Namun mendadak saya terselak tatkala menjejak bagian di mana ayat Al Qur’an dikutip. Maaf Idham, saya tidak melanjutkan menyimak BC Anda. Kita sedang membongkar praktek busuk pemerasan dan perampokan berkedok jurnalisme, bukan tentang bagaimana caranya orang masuk sorga. Membedah kebijakan dan praktek jurnalisme yang dimotori Pemred di sebuah media di Indonesia mesti menggunakan ayat-ayat UU No 40/1999, KEJ, dan hasil ijtihad para bijak bestari jurnalistik; bukan ayat kitab suci, perkataan dan perbuatan Nabi/Rasul, atau ijtihad para ulama dan orang-orang suci.

Tugas seorang jurnalis mencari, menemukan, menguji, dan akhirnya menuangkan fakta, bukti, dan kesaksian sebagai tulisan atau berita. Tidak ada kaitannya dengan keberagamaan seorang sumber atau haram-halalnya bukti yang ditemukan. Tidak ada pula kaitannya dengan apakah seorang sumber berita sedang sakit hati, patah hati, atau gundah hati, dengan kesahihan dan kredibilitasnya? Di mana Anda belajar jurnalistik, siapa yang mengajari, dan sampai di bab apa? Saya kok merasa Anda belum pantas menyandang jabatan Korlip.

Akan halnya aspirasi lain Idham Malewa yang dia BC, saya sepakat dan aminkan saja. Toh Korlip MP ini hanya mewakili kegundahannya sendiri, bukan atas nama institusi di mana dia bernaung.
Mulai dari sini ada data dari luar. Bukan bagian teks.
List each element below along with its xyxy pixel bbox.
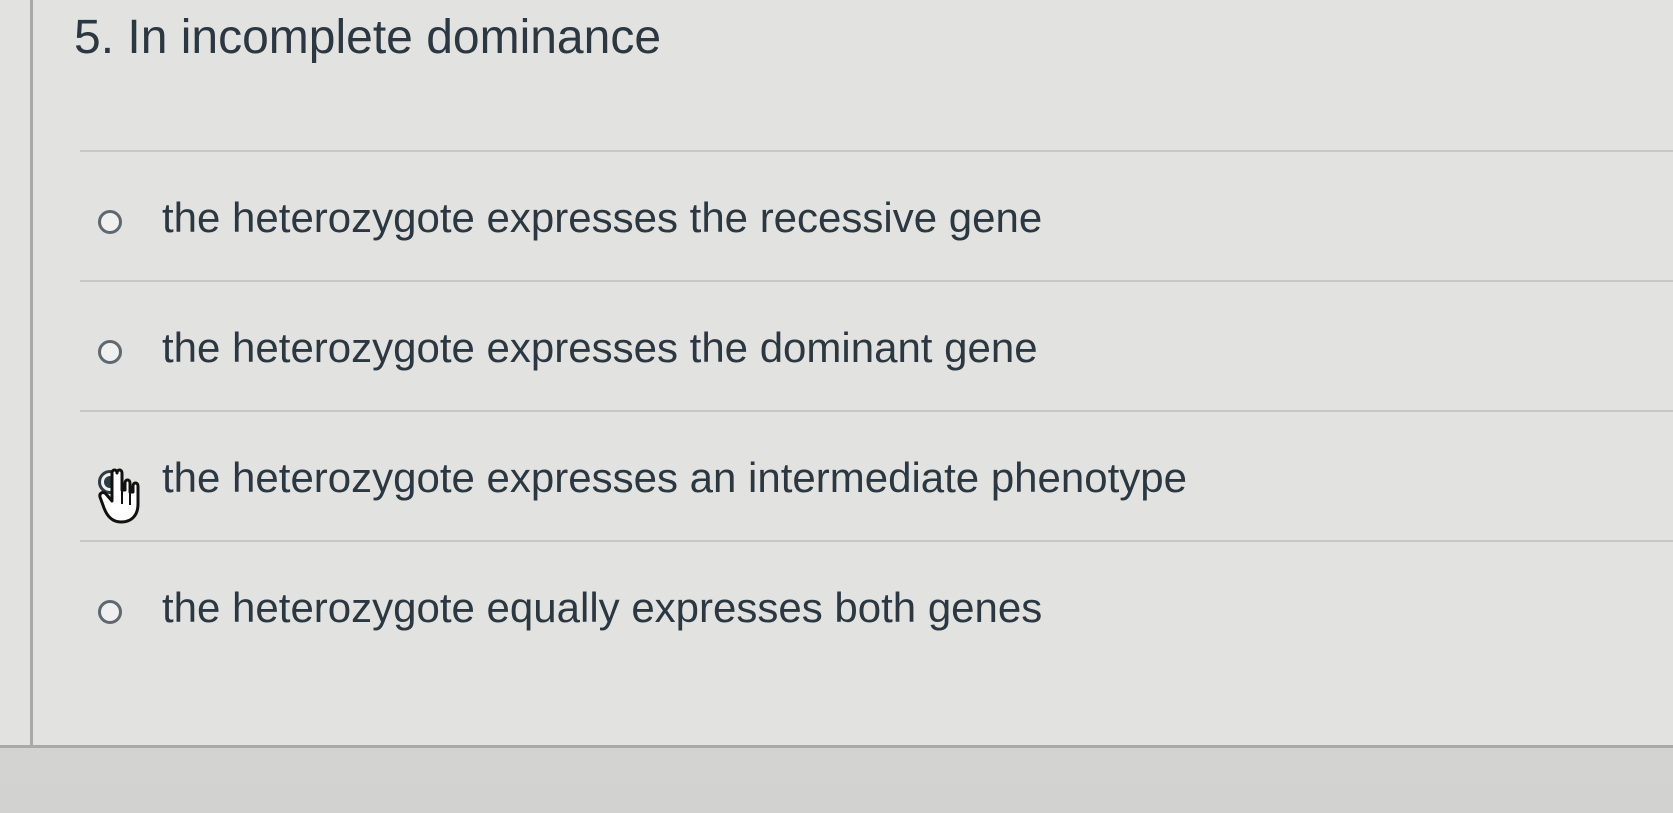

Siapa yang lebih dipercaya, saya atau orang-perorang dari Radar Bolmong maupun induknya, penilaiannya kita serahkan pada orang ramai serta konsumen media di BMR khususnya dan Sulut umumnya.***

Singkatan dan Istilah yang Digunakan:

BB: BlackBerry; BBM: BlackBerry Messenger; BC: Broadcast; KEJ: Kode Etik Jurnalistik; masochist: Orang yang menikmati penderitaan/penyiksaan; MP: Manado Post; PANDU: PAN Muda untuk Indonesia; sekuter: Selebriti Kurang Terkenal; Sulut: Sulawesi Utara; torturer: Penyiksa; UKM: Unit Kegiatan Mahasiswa; Unsrat: Universitas Sam Ratulangi; dan UU: Undang-undang.